In the Swedish capital, Bildt has envisioned a start-up environment aimed at crafting a more collaborative diplomacy around technology, tools, best practices, experiences and ideas. The aim is to look beyond social media, but not away from social media tools. It’s a creative, stimulating environment built around DiploHack sessions and TEDx talks.

“By using the tools of digital diplomacy, we can reach out to people in a fast and efficient manner, particularly in consular matters,” Bildt said. “In this dramatic and dynamic world, we can also receive information from those in the know and eye-witness reports that we wouldn’t otherwise get.”
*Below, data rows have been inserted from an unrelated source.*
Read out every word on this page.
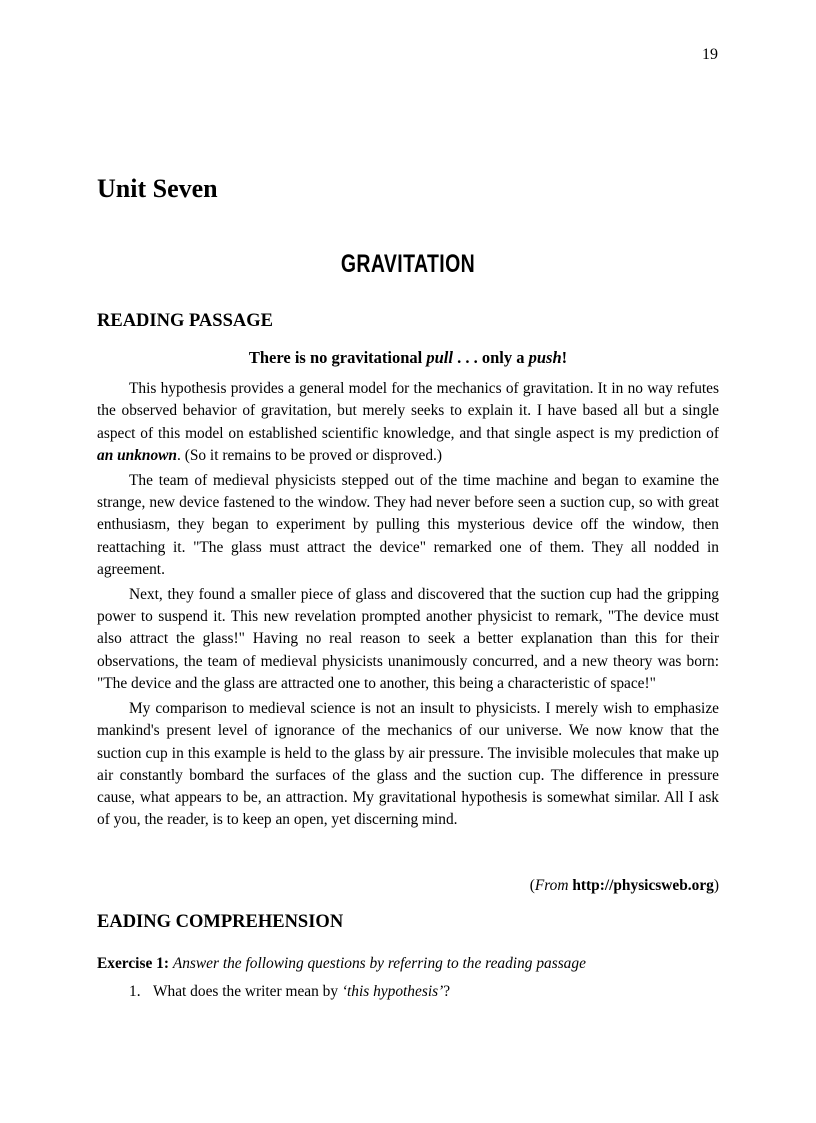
19
Unit Seven
GRAVITATION
READING PASSAGE
There is no gravitational pull . . . only a push!

This hypothesis provides a general model for the mechanics of gravitation. It in no way refutes the observed behavior of gravitation, but merely seeks to explain it. I have based all but a single aspect of this model on established scientific knowledge, and that single aspect is my prediction of an unknown. (So it remains to be proved or disproved.)

The team of medieval physicists stepped out of the time machine and began to examine the strange, new device fastened to the window. They had never before seen a suction cup, so with great enthusiasm, they began to experiment by pulling this mysterious device off the window, then reattaching it. "The glass must attract the device" remarked one of them. They all nodded in agreement.

Next, they found a smaller piece of glass and discovered that the suction cup had the gripping power to suspend it. This new revelation prompted another physicist to remark, "The device must also attract the glass!" Having no real reason to seek a better explanation than this for their observations, the team of medieval physicists unanimously concurred, and a new theory was born: "The device and the glass are attracted one to another, this being a characteristic of space!"

My comparison to medieval science is not an insult to physicists. I merely wish to emphasize mankind's present level of ignorance of the mechanics of our universe. We now know that the suction cup in this example is held to the glass by air pressure. The invisible molecules that make up air constantly bombard the surfaces of the glass and the suction cup. The difference in pressure cause, what appears to be, an attraction. My gravitational hypothesis is somewhat similar. All I ask of you, the reader, is to keep an open, yet discerning mind.

(From http://physicsweb.org)
EADING COMPREHENSION
Exercise 1: Answer the following questions by referring to the reading passage
1. What does the writer mean by ‘this hypothesis’?
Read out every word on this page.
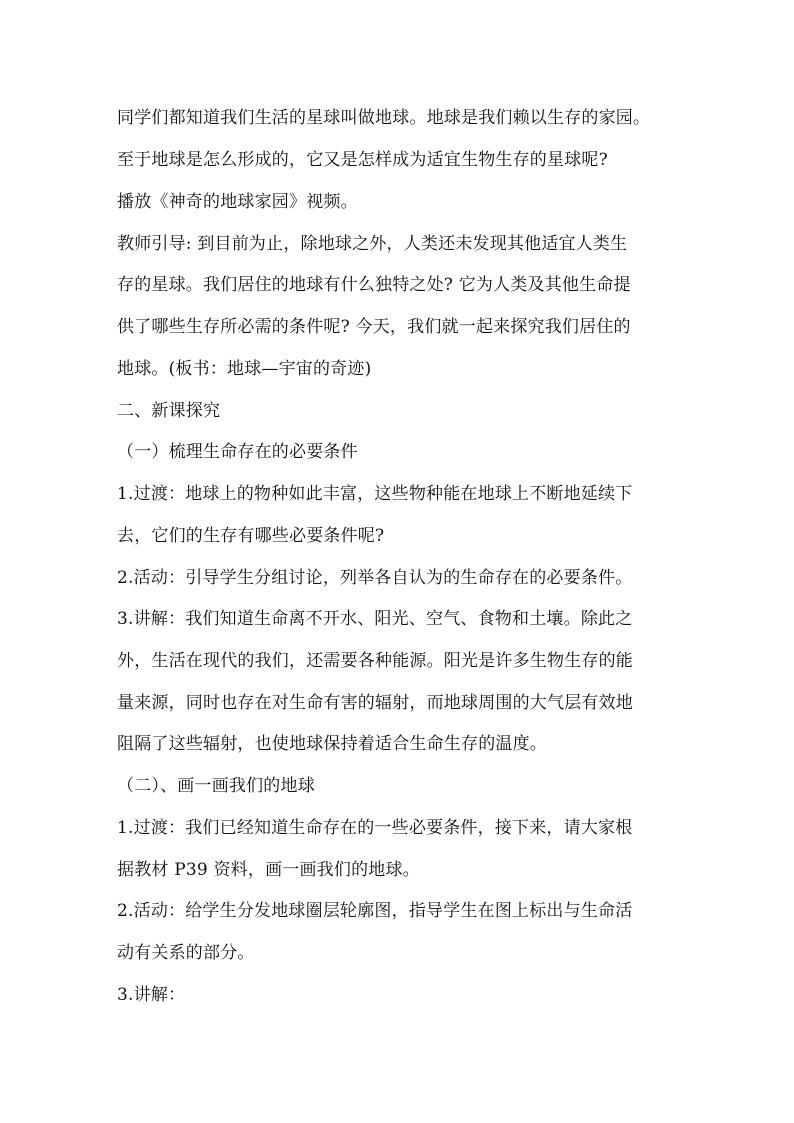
同学们都知道我们生活的星球叫做地球。地球是我们赖以生存的家园。
至于地球是怎么形成的，它又是怎样成为适宜生物生存的星球呢?
播放《神奇的地球家园》视频。
教师引导: 到目前为止，除地球之外，人类还未发现其他适宜人类生
存的星球。我们居住的地球有什么独特之处? 它为人类及其他生命提
供了哪些生存所必需的条件呢? 今天，我们就一起来探究我们居住的
地球。(板书：地球—宇宙的奇迹)
二、新课探究
（一）梳理生命存在的必要条件
1.过渡：地球上的物种如此丰富，这些物种能在地球上不断地延续下
去，它们的生存有哪些必要条件呢?
2.活动：引导学生分组讨论，列举各自认为的生命存在的必要条件。
3.讲解：我们知道生命离不开水、阳光、空气、食物和土壤。除此之
外，生活在现代的我们，还需要各种能源。阳光是许多生物生存的能
量来源，同时也存在对生命有害的辐射，而地球周围的大气层有效地
阻隔了这些辐射，也使地球保持着适合生命生存的温度。
（二）、画一画我们的地球
1.过渡：我们已经知道生命存在的一些必要条件，接下来，请大家根
据教材 P39 资料，画一画我们的地球。
2.活动：给学生分发地球圈层轮廓图，指导学生在图上标出与生命活
动有关系的部分。
3.讲解：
DiploHack combines the specific know-how and skill sets of diplomats, tech developers and designers, along with that of journalists, academics, NGOs, businesses and social entrepreneurs to “hack” traditional diplomatic problems in start-up style groups. It is a way to explore the mutual added value for diplomacy and technology on one hand and, through a truly collaborative process, create technology-driven solutions to traditional diplomatic challenges.

The hack environment, presentations and case studies will complement the two-day event, alongside a special TEDx titled “The New Diplomacy.”

“We live in a time of change, where we see nations closing themselves off and nationalism growing stronger,” stated the organizers of TEDxStockholmSalon, hosted during the Stockholm Initiative for Digital Diplomacy. “And this despite the lesson from history that, in times like these, what we really need is more initiatives with the prefix pan-, inter- or uni-. But there is hope.”

Bildt, who will personally take part in the Stockholm Initiative on Digital Diplomacy, said the world today needs modern diplomats: “We are continuously modernizing and improving our Foreign Service, and a modern Foreign Service must be ready to meet people in the arenas where they are present.”